As Michael Spitzer points out, this shift towards isolated listening is only the latest stage in a transition from active participation in music to our passive consumption of it that has been going on for thousands of years.

Spitzer splits his global history of music into three movements, spinning the story of a turn away from nature across a single human life, world history and hominid evolution. He starts with the individual, charting how music begins for most of us in intricate duets of cooing and peek-a-boo on our parents’ knees. Nursery rhymes, recorder groups and school choirs keep us making music during our primary years, but before reaching adulthood most westerners choose not to pursue it – a development Spitzer blames on the cult of genius, the church and Guido d’Arezzo, the Italian monk who invented staff notation in the 11th century.

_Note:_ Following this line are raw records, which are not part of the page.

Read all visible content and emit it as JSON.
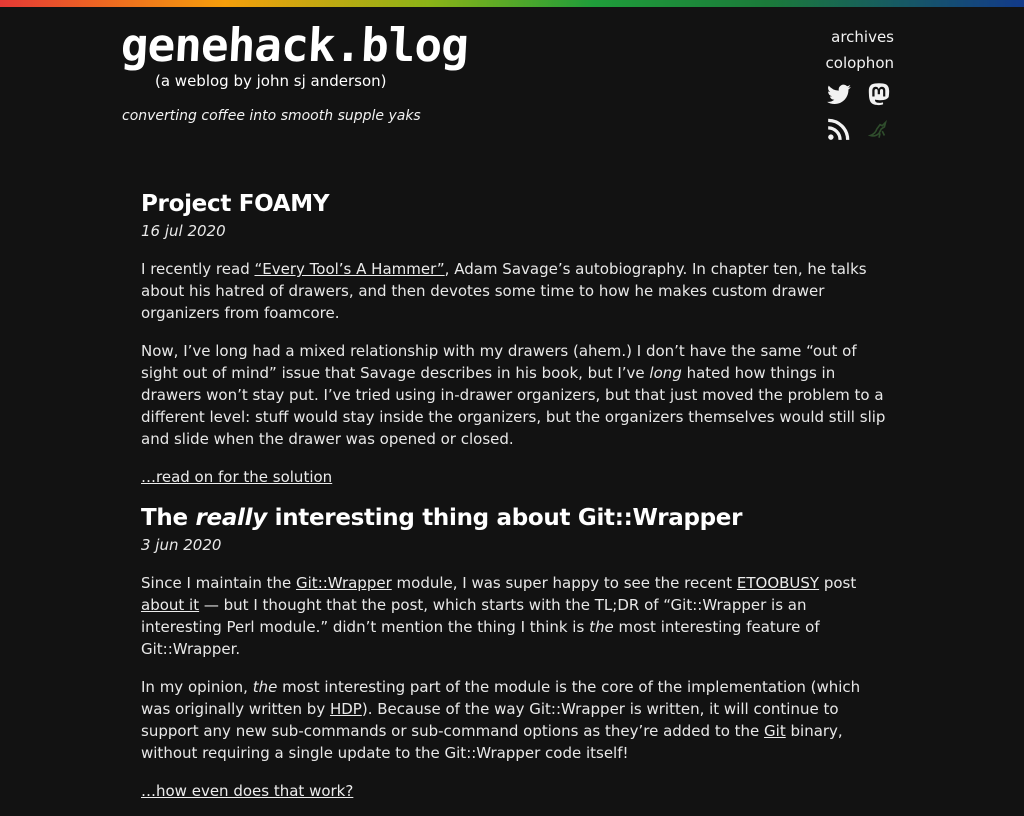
{
  "colors": {
    "background": "#121212",
    "text": "#ececec",
    "date": "#9a9a9a"
  },
  "site": {
    "logo": "genehack.blog",
    "byline": "(a weblog by john sj anderson)",
    "tagline": "converting coffee into smooth supple yaks"
  },
  "nav": {
    "archives": "archives",
    "colophon": "colophon",
    "icons": [
      "twitter-icon",
      "mastodon-icon",
      "rss-icon",
      "bird-icon"
    ]
  },
  "posts": [
    {
      "title": "Project FOAMY",
      "date": "16 jul 2020",
      "p1_a": "I recently read ",
      "p1_link": "“Every Tool’s A Hammer”",
      "p1_b": ", Adam Savage’s autobiography. In chapter ten, he talks about his hatred of drawers, and then devotes some time to how he makes custom drawer organizers from foamcore.",
      "p2_a": "Now, I’ve long had a mixed relationship with my drawers (ahem.) I don’t have the same “out of sight out of mind” issue that Savage describes in his book, but I’ve ",
      "p2_em": "long",
      "p2_b": " hated how things in drawers won’t stay put. I’ve tried using in-drawer organizers, but that just moved the problem to a different level: stuff would stay inside the organizers, but the organizers themselves would still slip and slide when the drawer was opened or closed.",
      "readmore": "…read on for the solution"
    },
    {
      "title_a": "The ",
      "title_em": "really",
      "title_b": " interesting thing about Git::Wrapper",
      "date": "3 jun 2020",
      "p1_a": "Since I maintain the ",
      "p1_link1": "Git::Wrapper",
      "p1_b": " module, I was super happy to see the recent ",
      "p1_link2": "ETOOBUSY",
      "p1_c": " post ",
      "p1_link3": "about it",
      "p1_d": " — but I thought that the post, which starts with the TL;DR of “Git::Wrapper is an interesting Perl module.” didn’t mention the thing I think is ",
      "p1_em": "the",
      "p1_e": " most interesting feature of Git::Wrapper.",
      "p2_a": "In my opinion, ",
      "p2_em": "the",
      "p2_b": " most interesting part of the module is the core of the implementation (which was originally written by ",
      "p2_link1": "HDP",
      "p2_c": "). Because of the way Git::Wrapper is written, it will continue to support any new sub-commands or sub-command options as they’re added to the ",
      "p2_link2": "Git",
      "p2_d": " binary, without requiring a single update to the Git::Wrapper code itself!",
      "readmore": "…how even does that work?"
    }
  ]
}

The same story plays out again over the course of world history. Spitzer rewinds 40,000 years to a bone flute discovered in a cave in south-west Germany, drawing on the musical practice of contemporary hunter-gatherers to suggest that it was used to play “atoms of music”, which were repeated alongside other independent voices to the accompaniment of handclaps, body slaps and rattles. For Spitzer, music has always played a role in religion, so he finds it in the standing stones of Göbekli Tepe, a religious site in Turkey around which the first settlements were established 12,000 years ago, and in the poetry of the Sumerian priestess Enheduanna – “the first recorded name of a composer in the history of the world”. The lyre and the double oboe arrive with Ancient Egypt, the idea of progress and tradition with the Old Testament, and the resolution of dissonance with Greek tragedies, which Spitzer says were “closer to operas than to what we call ‘plays’”.

The stage is now set for western music’s flight into abstraction. When Guido strung the notes of plainchant across four parallel lines, it allowed the church to standardise music across a continent and composers to preserve their work for future generations. Armed with the ability to capture music on the page, they pushed its logic ever further, launching successive waves of revolution that took us from Renaissance polyphony to Arvo Pärt. Enshrining these sounds in scores broke the “great chain of master-apprentice relationships”, leading to the canonisation of genius composers, the professionalisation of performance and a gradual decline in audience numbers.

Spitzer widens his lens to explore how we share rhythm with insects, melody with birds and a sense of musical tradition with whales. Combine these capacities with the social intelligence of apes, he suggests, and all the ingredients for a musical primate are there. The book traces a line from the rhythm of walking on two legs, through the repeated impacts of making stone tools and the percussive banging used to drive animals away, so that music carves out a place to live safely. It marks “the boundary between civilisation and nature, the village and the forest”.

With such a broad canvas, there are inevitable gaps. The musical score not only allowed composers to preserve and broadcast their work, it also meant they could write works they couldn’t play themselves. In his brief coda on future directions, Spitzer doesn’t explore how electronic music makes it possible to create music unplayable by any human being. He also says he’s more interested in our “universal predisposition to music” than “elite accomplishments”, and that he’s wary of pitting classical music against pop, but popular music mostly plays second fiddle in this account. He can discuss Whitney Houston’s “I Will Always Love You” with the same acuity as Richard Wagner’s Tristan und Isolde, but his heart is clearly in the concert hall.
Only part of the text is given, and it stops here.